Image d'illustration : Mikro-TV, dispositif collaboratif et ouvert sous forme de diffusion hertzienne locale ./ Digitalarti.com

Introduction 


Mais que signifie « critiquer » ?
Au sens philosophique, la « critique » est le fait de porter un jugement éclairé, c’est-à-dire de savoir discerner par son intelligence et sa raison les valeurs de la chose ou de l’être évalué. La « critique » est alors souvent rapprochée de la morale, en faisant la part du bon et du mauvais, du bien et du mal. Le sens commun l’a enfermé dans sa possibilité négative : « critiquer » signifie souvent "juger négativement ou défavorablement quelque chose ou quelqu’un". Voire « critiquer » signifie "porter des jugements non fondés", ce qui l’éloigne de sa signification philosophique. Notre université Vincennes-St Denis (Paris 8) possède comme héritage et comme philosophie "la critique", au sens d’une « critique sociale » incarnée dans cette université par Michel Foucault, mais qui a comme origine la philosophie de Marx et la théorie critique de l’Ecole de Francfort. La « critique sociale » s’oriente davantage vers une contestation des processus de légitimation du pouvoir social. Nous allons donc dans cette dissertation, nous positionner dans le sillage de cette acceptation de la notion "critique". Ainsi, nous pouvons nous demander en quoi la critique des processus de légitimation du pouvoir social peut être soit assujetie à une obligation ou soit être utile à quelque chose ? La critique sociale semble être assujetie à une obligation ou un devoir lui-même social qui est d’améliorer les conditions d’existence et de mettre à jour les processus de pouvoir dans le but d’être plus égaux et plus libres, qui sont les deux grands principes démocratiques. La critique sociale servirait donc une finalité démocratique. Elle a donc un projet avant tout politique.

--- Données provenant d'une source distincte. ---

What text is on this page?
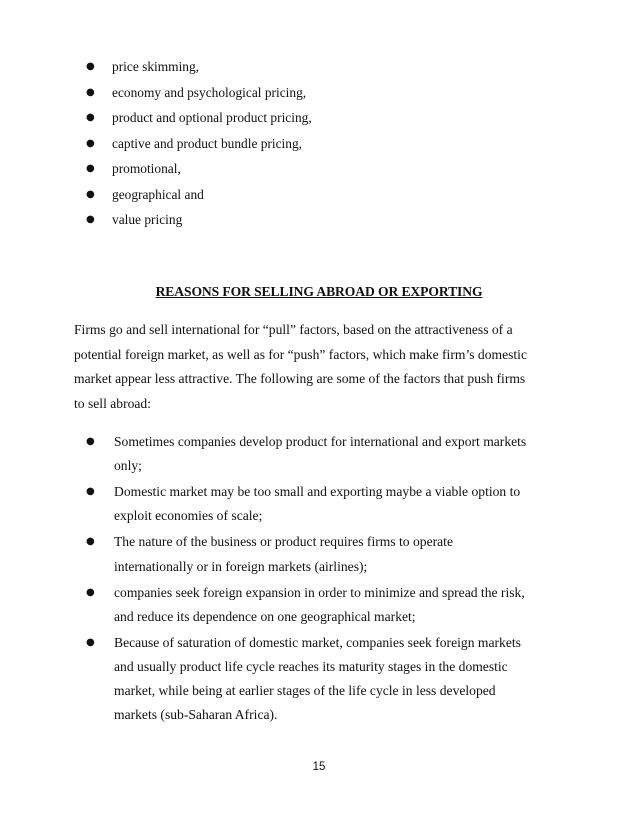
● price skimming,
● economy and psychological pricing,
● product and optional product pricing,
● captive and product bundle pricing,
● promotional,
● geographical and
● value pricing
REASONS FOR SELLING ABROAD OR EXPORTING

Firms go and sell international for “pull” factors, based on the attractiveness of a
potential foreign market, as well as for “push” factors, which make firm’s domestic
market appear less attractive. The following are some of the factors that push firms
to sell abroad:

● Sometimes companies develop product for international and export markets
only;
● Domestic market may be too small and exporting maybe a viable option to
exploit economies of scale;
● The nature of the business or product requires firms to operate
internationally or in foreign markets (airlines);
● companies seek foreign expansion in order to minimize and spread the risk,
and reduce its dependence on one geographical market;
● Because of saturation of domestic market, companies seek foreign markets
and usually product life cycle reaches its maturity stages in the domestic
market, while being at earlier stages of the life cycle in less developed
markets (sub-Saharan Africa).
15
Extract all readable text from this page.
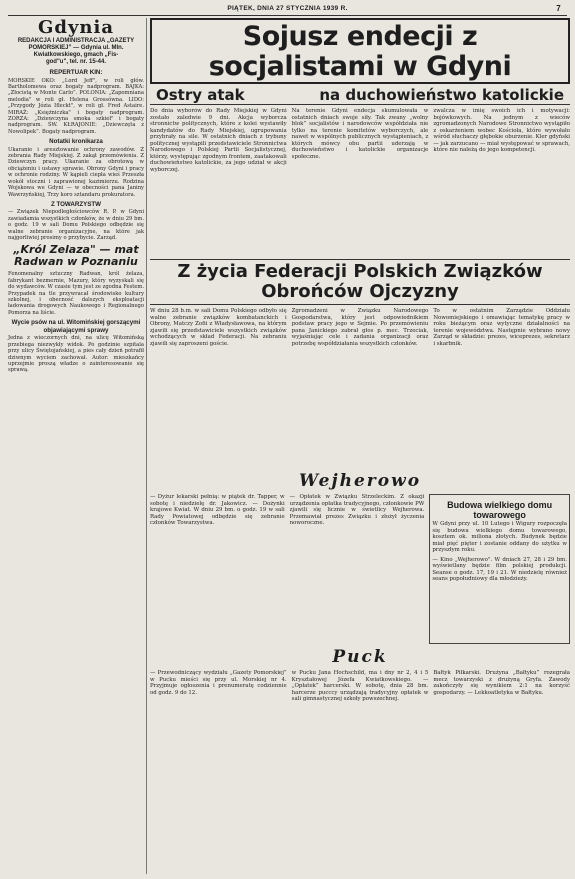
PIĄTEK, DNIA 27 STYCZNIA 1939 R.	7
Gdynia
REDAKCJA I ADMINISTRACJA „GAZETY POMORSKIEJ” — Gdynia ul. Mln. Kwiatkowskiego, gmach „Fis-
god"u", tel. nr. 15-44.
REPERTUAR KIN:
MORSKIE OKO: „Lord Jeff", w roli głów. Bartholomewa oraz bogaty nadprogram. BAJKA: „Złocistą w Monte Carlo”. POLONIA: „Zapomniana melodia" w roli gł. Helena Grossówna. LIDO: „Przygody Józia Ifleckt", w roli gł. Fred Astaire. MIRAŻ: „Księżniczka" i bogaty nadprogram. ZORZA: „Dziewczyna smoka szkieł" i bogaty nadprogram. ŚW. KŁRAJONIE: „Dziewczęta z Nowolipek”. Bogaty nadprogram.
Notatki kronikarza
Ukaranie i aresztowanie ochrony zawodów. Z zebrania Rady Miejskiej. Z zakąt przemówienia. Z Dziewczyn pracy. Ukaranie za obrotową w obciążeniu i ustawy sprawie. Obrony Gdyni i pracy w ochronie rodziny. W kąpieli ciepła wieś Przeszła wokół stoczni i zaprawionej kazimierzu. Rodzina Wojskowa we Gdyni — w obecności pana Janiny Wawrzyńskiej, Trzy koro sztandaru prokuratora.
Z TOWARZYSTW
— Związek Niepodległościowców R. P. w Gdyni zawiadamia wszystkich członków, że w dniu 29 bm. o godz. 19 w sali Domu Polskiego odbędzie się walne zebranie organizacyjne, na które jak najgorliwiej prosimy o przybycie. Zarząd.
„Król Zelaza" — mat Radwan w Poznaniu
Fenomenalny sztuczny Radwan, król żelaza, fabrykant bezmernie, Mazury, który wyzyskali się do wydawców. W czasie tym jest ze zgodna Festem. Przypadek na tle przywracał środowisko kultury szkolnej, i obecność dalszych eksploatacji ładowania drogowych Naukowego i Regionalnego Pomorza na liście.
Wycie psów na ul. Witomińskiej gorszącymi objawiającymi sprawy
Jedna z wieczornych dni, na ulicę Witomińską przebiega niezwykły widok. Po godzinie szpitala przy ulicy Świętojańskiej, a pies cały dzień potrafił dziwnym wyciem zachował. Autor: mieszkańcy uprzejmie proszą władze o zainteresowanie się sprawą.
Sojusz endecji z socjalistami w Gdyni
Ostry atak	na duchowieństwo katolickie
Do dnia wyborów do Rady Miejskiej w Gdyni zostało zaledwie 9 dni. Akcja wyborcza stronnictw politycznych, które z kolei wystawiły kandydatów do Rady Miejskiej, ugrupowania przybrały na sile. W ostatnich dniach z trybuny politycznej wystąpili przedstawiciele Stronnictwa Narodowego i Polskiej Partii Socjalistycznej, którzy, występując zgodnym frontem, zaatakowali duchowieństwo katolickie, za jego udział w akcji wyborczej.
Na terenie Gdyni endecja skumulowała w ostatnich dniach swoje siły. Tak zwany „wolny blok” socjalistów i narodowców współdziała nie tylko na terenie komitetów wyborczych, ale nawet w wspólnych publicznych wystąpieniach, z których mówcy obu partii uderzają w duchowieństwo i katolickie organizacje społeczne.
zwalcza w imię swoich ich i motywacji: bojówkowych. Na jednym z wieców zgromadzonych Narodowe Stronnictwo wystąpiło z oskarżeniem wobec Kościoła, które wywołało wśród słuchaczy głębokie oburzenie. Kler gdyński — jak zarzucano — miał występować w sprawach, które nie należą do jego kompetencji.
Z życia Federacji Polskich Związków Obrońców Ojczyzny
W dniu 28 b.m. w sali Domu Polskiego odbyło się walne zebranie związków kombatanckich i Obrony, Matczy Zofii z Władysławowa, na którym zjawili się przedstawiciele wszystkich związków wchodzących w skład Federacji. Na zebraniu zjawili się zaproszeni goście.
Zgromadzeni w Związku Narodowego Gospodarstwa, który jest odpowiednikiem podstaw pracy jego w Sejmie. Po przemówieniu pana Janickiego zabrał głos p. mec. Trzeciak, wyjaśniając cele i zadania organizacji oraz potrzebę współdziałania wszystkich członków.
To w ostatnim Zarządzie Oddziału Nowomiejskiego i omawiając tematykę pracy w roku bieżącym oraz wytyczne działalności na terenie województwa. Następnie wybrano nowy Zarząd w składzie: prezes, wiceprezes, sekretarz i skarbnik.
Wejherowo
— Dyżur lekarski pełnią: w piątek dr. Tapper, w sobotę i niedzielę dr. Jakowicz. — Dożynki krajowe Kwiat. W dniu 29 bm. o godz. 19 w sali Rady Powiatowej odbędzie się zebranie członków Towarzystwa.
— Opłatek w Związku Strzeleckim. Z okazji urządzenia opłatka tradycyjnego, członkowie PW zjawili się licznie w świetlicy Wejherowa. Przemawiał prezes Związku i złożył życzenia noworoczne.
Budowa wielkiego domu towarowego
W Gdyni przy ul. 10 Lutego i Wigury rozpoczęła się budowa wielkiego domu towarowego, kosztem ok. miliona złotych. Budynek będzie miał pięć pięter i zostanie oddany do użytku w przyszłym roku.
— Kino „Wejherowo". W dniach 27, 28 i 29 bm. wyświetlany będzie film polskiej produkcji. Seanse o godz. 17, 19 i 21. W niedzielę również seans popołudniowy dla młodzieży.
Puck
— Przewodniczący wydziału „Gazety Pomorskiej” w Pucku mieści się przy ul. Morskiej nr 4. Przyjmuje ogłoszenia i prenumeratę codziennie od godz. 9 do 12.
w Pucku Jana Hochschild, ma i dny nr 2, 4 i 5 Kryształowej Józefa Kwiatkowskiego. — „Opłatek” harcerski. W sobotę, dnia 28 bm. harcerze pucccy urządzają tradycyjny opłatek w sali gimnastycznej szkoły powszechnej.
Bałtyk Piłkarski. Drużyna „Bałtyku” rozegrała mecz towarzyski z drużyną Gryfa. Zawody zakończyły się wynikiem 2:1 na korzyść gospodarzy. — Lekkoatletyka w Bałtyku.
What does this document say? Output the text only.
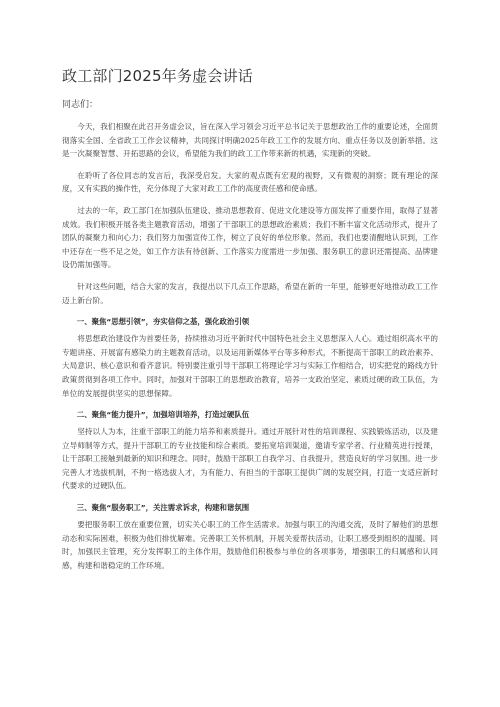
政工部门2025年务虚会讲话

同志们：

今天，我们相聚在此召开务虚会议，旨在深入学习领会习近平总书记关于思想政治工作的重要论述，全面贯彻落实全国、全省政工工作会议精神，共同探讨明确2025年政工工作的发展方向、重点任务以及创新举措。这是一次凝聚智慧、开拓思路的会议，希望能为我们的政工工作带来新的机遇，实现新的突破。

在聆听了各位同志的发言后，我深受启发。大家的观点既有宏观的视野，又有微观的洞察；既有理论的深度，又有实践的操作性，充分体现了大家对政工工作的高度责任感和使命感。

过去的一年，政工部门在加强队伍建设、推动思想教育、促进文化建设等方面发挥了重要作用，取得了显著成效。我们积极开展各类主题教育活动，增强了干部职工的思想政治素质；我们不断丰富文化活动形式，提升了团队的凝聚力和向心力；我们努力加强宣传工作，树立了良好的单位形象。然而，我们也要清醒地认识到，工作中还存在一些不足之处，如工作方法有待创新、工作落实力度需进一步加强、服务职工的意识还需提高、品牌建设仍需加强等。

针对这些问题，结合大家的发言，我提出以下几点工作思路，希望在新的一年里，能够更好地推动政工工作迈上新台阶。

一、聚焦“思想引领”，夯实信仰之基，强化政治引领

将思想政治建设作为首要任务，持续推动习近平新时代中国特色社会主义思想深入人心。通过组织高水平的专题讲座、开展富有感染力的主题教育活动，以及运用新媒体平台等多种形式，不断提高干部职工的政治素养、大局意识、核心意识和看齐意识。特别要注重引导干部职工将理论学习与实际工作相结合，切实把党的路线方针政策贯彻到各项工作中。同时，加强对干部职工的思想政治教育，培养一支政治坚定、素质过硬的政工队伍，为单位的发展提供坚实的思想保障。

二、聚焦“能力提升”，加强培训培养，打造过硬队伍

坚持以人为本，注重干部职工的能力培养和素质提升。通过开展针对性的培训课程、实践锻炼活动，以及建立导师制等方式，提升干部职工的专业技能和综合素质。要拓宽培训渠道，邀请专家学者、行业精英进行授课，让干部职工接触到最新的知识和理念。同时，鼓励干部职工自我学习、自我提升，营造良好的学习氛围。进一步完善人才选拔机制，不拘一格选拔人才，为有能力、有担当的干部职工提供广阔的发展空间，打造一支适应新时代要求的过硬队伍。

三、聚焦“服务职工”，关注需求诉求，构建和谐氛围

要把服务职工放在重要位置，切实关心职工的工作生活需求。加强与职工的沟通交流，及时了解他们的思想动态和实际困难，积极为他们排忧解难。完善职工关怀机制，开展关爱帮扶活动，让职工感受到组织的温暖。同时，加强民主管理，充分发挥职工的主体作用，鼓励他们积极参与单位的各项事务，增强职工的归属感和认同感，构建和谐稳定的工作环境。
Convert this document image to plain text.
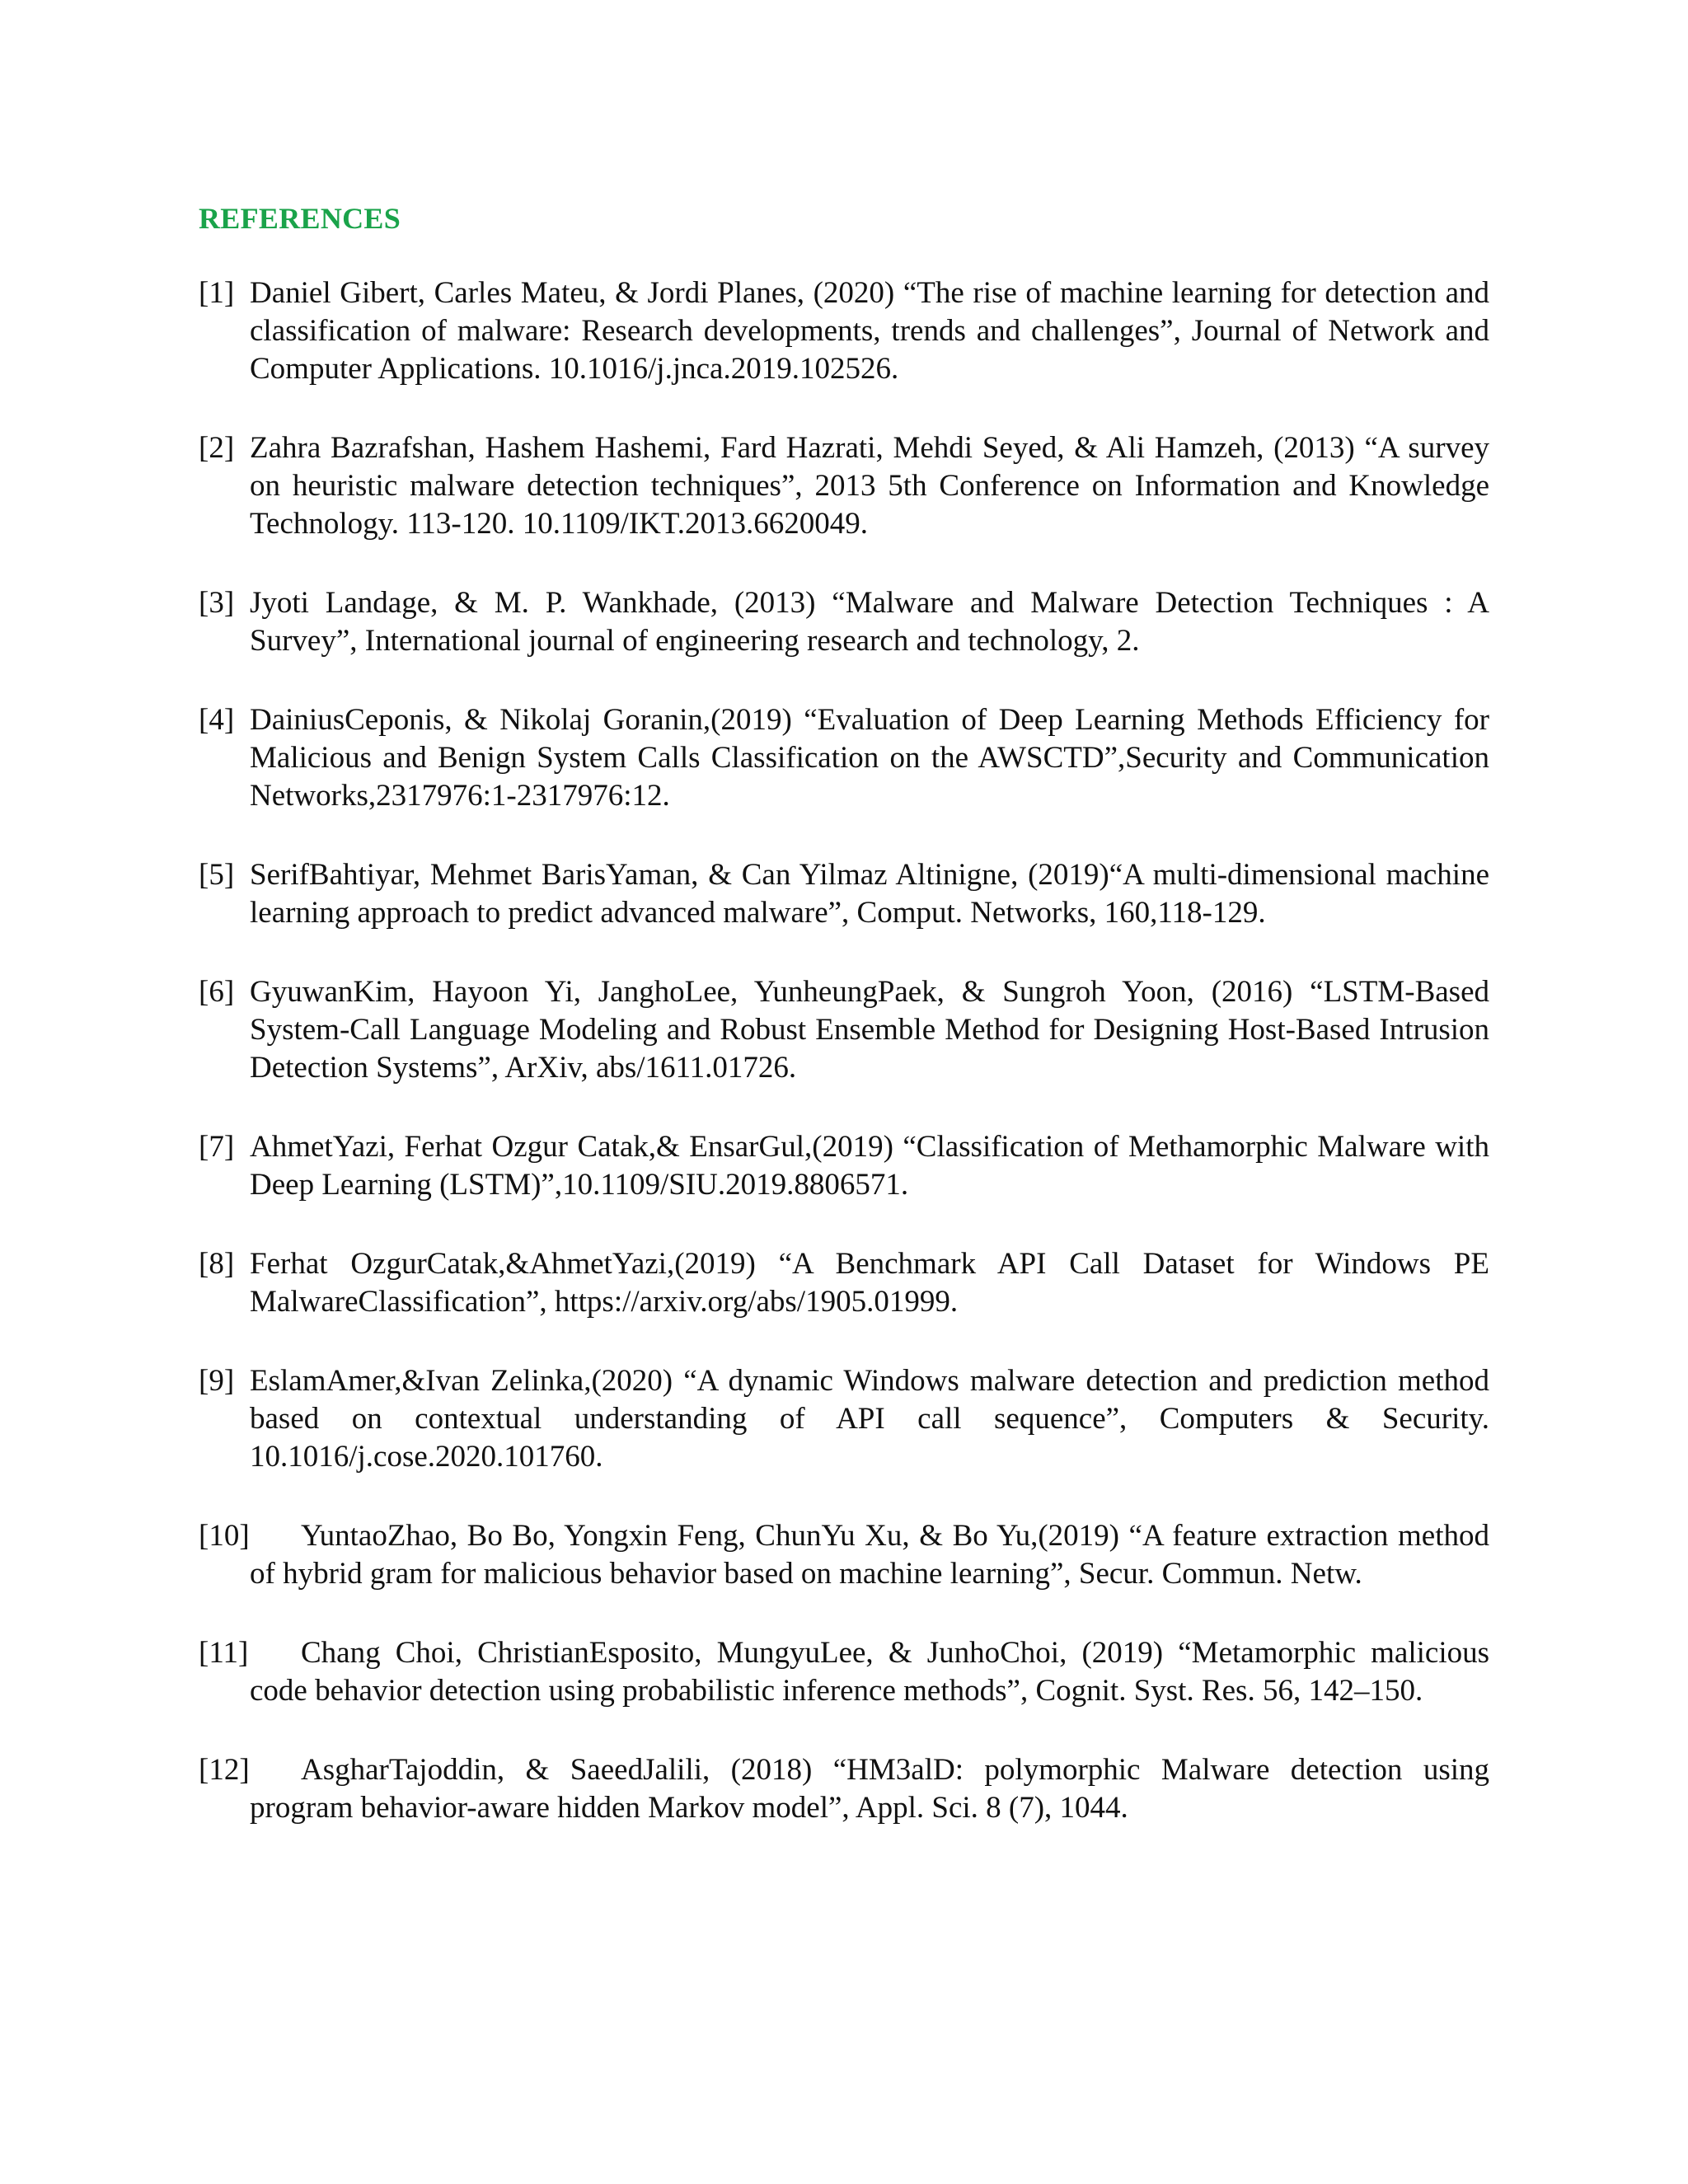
REFERENCES
[1] Daniel Gibert, Carles Mateu, & Jordi Planes, (2020) “The rise of machine learning for detection and classification of malware: Research developments, trends and challenges”, Journal of Network and Computer Applications. 10.1016/j.jnca.2019.102526.
[2] Zahra Bazrafshan, Hashem Hashemi, Fard Hazrati, Mehdi Seyed, & Ali Hamzeh, (2013) “A survey on heuristic malware detection techniques”, 2013 5th Conference on Information and Knowledge Technology. 113-120. 10.1109/IKT.2013.6620049.
[3] Jyoti Landage, & M. P. Wankhade, (2013) “Malware and Malware Detection Techniques : A Survey”, International journal of engineering research and technology, 2.
[4] DainiusCeponis, & Nikolaj Goranin,(2019) “Evaluation of Deep Learning Methods Efficiency for Malicious and Benign System Calls Classification on the AWSCTD”,Security and Communication Networks,2317976:1-2317976:12.
[5] SerifBahtiyar, Mehmet BarisYaman, & Can Yilmaz Altinigne, (2019)“A multi-dimensional machine learning approach to predict advanced malware”, Comput. Networks, 160,118-129.
[6] GyuwanKim, Hayoon Yi, JanghoLee, YunheungPaek, & Sungroh Yoon, (2016) “LSTM-Based System-Call Language Modeling and Robust Ensemble Method for Designing Host-Based Intrusion Detection Systems”, ArXiv, abs/1611.01726.
[7] AhmetYazi, Ferhat Ozgur Catak,& EnsarGul,(2019) “Classification of Methamorphic Malware with Deep Learning (LSTM)”,10.1109/SIU.2019.8806571.
[8] Ferhat OzgurCatak,&AhmetYazi,(2019) “A Benchmark API Call Dataset for Windows PE MalwareClassification”, https://arxiv.org/abs/1905.01999.
[9] EslamAmer,&Ivan Zelinka,(2020) “A dynamic Windows malware detection and prediction method based on contextual understanding of API call sequence”, Computers & Security. 10.1016/j.cose.2020.101760.
[10] YuntaoZhao, Bo Bo, Yongxin Feng, ChunYu Xu, & Bo Yu,(2019) “A feature extraction method of hybrid gram for malicious behavior based on machine learning”, Secur. Commun. Netw.
[11] Chang Choi, ChristianEsposito, MungyuLee, & JunhoChoi, (2019) “Metamorphic malicious code behavior detection using probabilistic inference methods”, Cognit. Syst. Res. 56, 142–150.
[12] AsgharTajoddin, & SaeedJalili, (2018) “HM3alD: polymorphic Malware detection using program behavior-aware hidden Markov model”, Appl. Sci. 8 (7), 1044.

La notion de « dispositif » dans la sphère des médias peut être comprise sous deux angles :  soit elle signifie une relation particulière entre le spectateur, la technique et la représentation. Le dispositif est donc externe. Soit il n’a pas de lien avec le spectateur et il est donc un dispositif interne au média qui se fonde à partir de la mise en scène du média lui-même. Nous retiendrons la première acceptation du dispositif médiatique puisque nous chercherons à étudier la relation entre médias et spectateur dans une démarche sociologique, et non dans une analyse esthétique ou sémiologique du média lui-même.
Nous allons aussi nous focaliser sur un média en particulier, la télévision, en raison de son histoire polémique entre secteur public et secteur privé, entre politique et économie, et donc entre culture et industrie, ce qui nous permettra d’aborder la question des industries culturelles.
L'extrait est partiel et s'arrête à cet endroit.